# Breeder in Louisiana



## MuseMonster (May 19, 2013)

Hi everyone,

I've been looking for a breeder in Louisiana or the surrounding states. I think I may have found one, but I would like opinions before I put a deposit on a puppy.

Here is the breeder website:
Ammons German Shepherds

I've been researching and researching, in Louisiana there aren't very many breeders websites that look legitimate. I actually e-mailed the owner and he seems alright and answered all of the questions I had. 

Anyways, any help would be greatly appreciated. 

Thanks!


----------



## elisabeth_00117 (May 17, 2009)

Looks like he breeds dogs he imports who have working and show titles but the dogs he produces from said dogs don't have any working or show titles? Unless they aren't listed on the website? I would ask the breeder why this was as they could be too young for such things or in training still, etc. .. 

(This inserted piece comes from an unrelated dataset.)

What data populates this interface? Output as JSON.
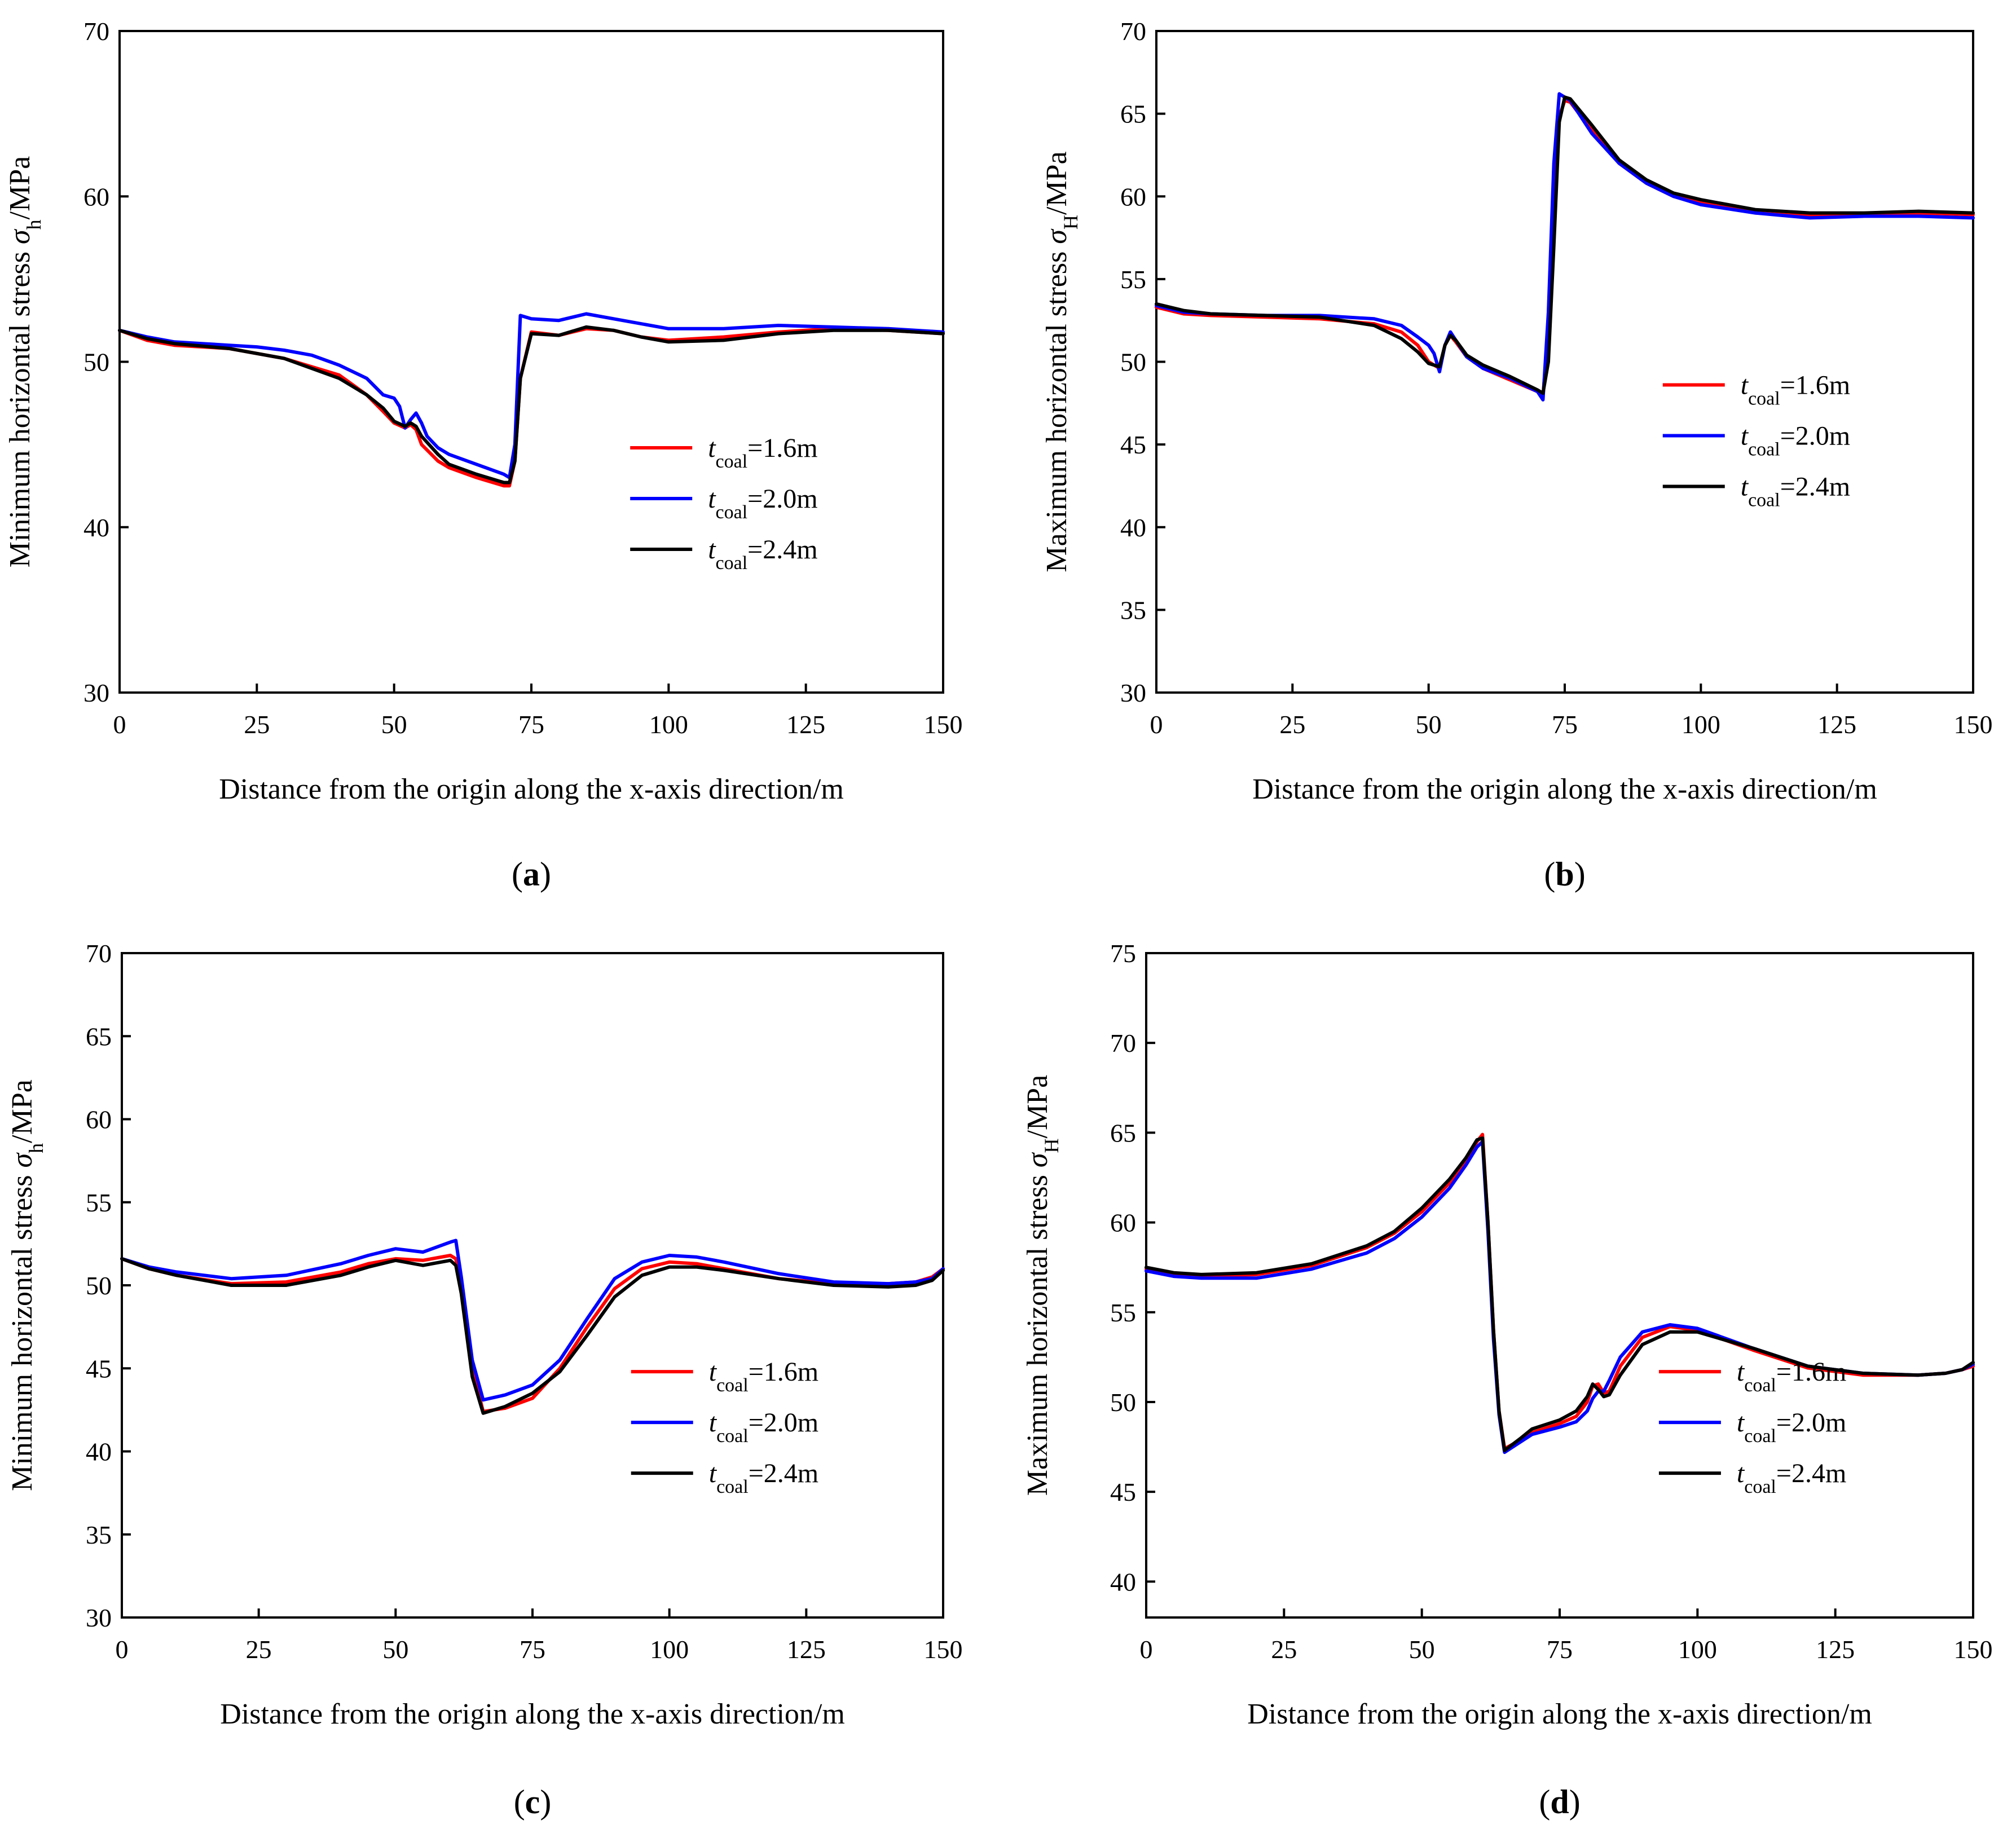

I would go and visit and meet the dogs, ask your questions and see if there are any other progeny in your area that you could contact.


----------



## Cowgirl 2013 (May 27, 2013)

*Feedback on louisiana breeder*

Hi;
Purchased a puppy from this site and is 4 months old now. Problems with health..waiting to see if they will replace puppy. Watch breeder contract.


----------



## WestCoastGSD (Jan 7, 2011)

Highly recommend Von den Oher Tannen 
Located in Georgia.


----------



## Kayos and Havoc (Oct 17, 2002)

I am not so worried about importing titled dogs and pups being a generation away from titled dogs. Working ability would still be apparent. If you were looking for a dog that was going to be a family companion and temperament was solid, I would be okay with this. 

I think what bothers me is I see lots of puppy pics apparently from puppy buyers but no real references. I would check references. You can also google rip off reports, better business bureau etc for information. I know that most puppies go to companion homes. But some people do compete with dogs. I see none on this site at all. Surely someone who has bought a pup from them at least has a CGC and has sent tham that info. I would ask about this. 

My dogs are companions first but I do some competing with them as I find it fun. I think if no one was doing anything with pups from this kennel I would look elsewhere if it were me buying for me.

Every breeder has a pup with issues from time to time. It is part of life. I would not take one negative comment and determine the entire program is bad. I would use that report as evidence to look further and ask for more references.

Willing to come to Oklahoma? You can look here too.

https://www.facebook.com/tidmoresgsd
http://gsdnet.org/

My Mayhem came from here.


----------



## Kayos and Havoc (Oct 17, 2002)

CJT's thread it attached below. I think there are some other breeders mentioned there too. She did end up purchase from Tidmores and is happy as a pig in poo with her pup, Cosmo. BTW.... hubby I changed our dogs name to MAyhem, it was Lydi. It just did not fit her!  


http://www.germanshepherds.com/foru...r-near-little-rock-ar-surrounding-states.html


----------



## Cowgirl 2013 (May 27, 2013)

*Follow up to ammons kennel*

Hi;
This kennel has agreed to replace my puppy. Also offered me to keep my first pup. I am satisfied. The temperment of my first pup is great. She is 42 lbs at 4 months and house trained easily. Very smart, catches on quickly, and a joy to have. She has a high prey drive but settled in to her routine in about 2 weeks after we got her. Beautiful and sweet dog. Good luck in making ur choice.


----------



## zyppi (Jun 2, 2006)

Hi there and welcome from another Louisiana member.

Don't limit yourself to local breeders. 

Many good breeders ( get many recommendations and ask more questions) will ship a pup to you. Many breeders will pick pup for you anyway.

If you feel you need to meet breeder, a trip to see will be a drop in the bucket compared to cost of dog over the years you will enjoy with him/ her.

Good luck!


----------



## Cowgirl 2013 (May 27, 2013)

*Follow-up on Puppy replacement from Ammons Kennel*

Hi;
Just to let you know that I had a health issue with a puppy from this kennel. They were supposed to replace and indicated as such. Since my last entry on this forum this has not happened. No return phone calls after promising they would replace. Received e-mail last week from them indicating they would replace but did not have any puppies available. It seems they sold the puppy that I picked out to replace and indicated they had sent me an e-mail trying to reach me about this. 

This kennel had all my personal information from the first puppy purchase and I left multiple messages on their cell phone when trying to replace. Now they are telling me their e-mail has been down, and they have been working the night shift and possibly puppies will be available the end of this year. 

Given the fee for my first puppy and their indication on their web site that they are reputable, I consider what has happened to me to be poor business practices. Although my dog that I purchased from them is wonderful, I am unable to breed her due to health related issues confirmed by a veternarian. Please be careful with a purchase.


----------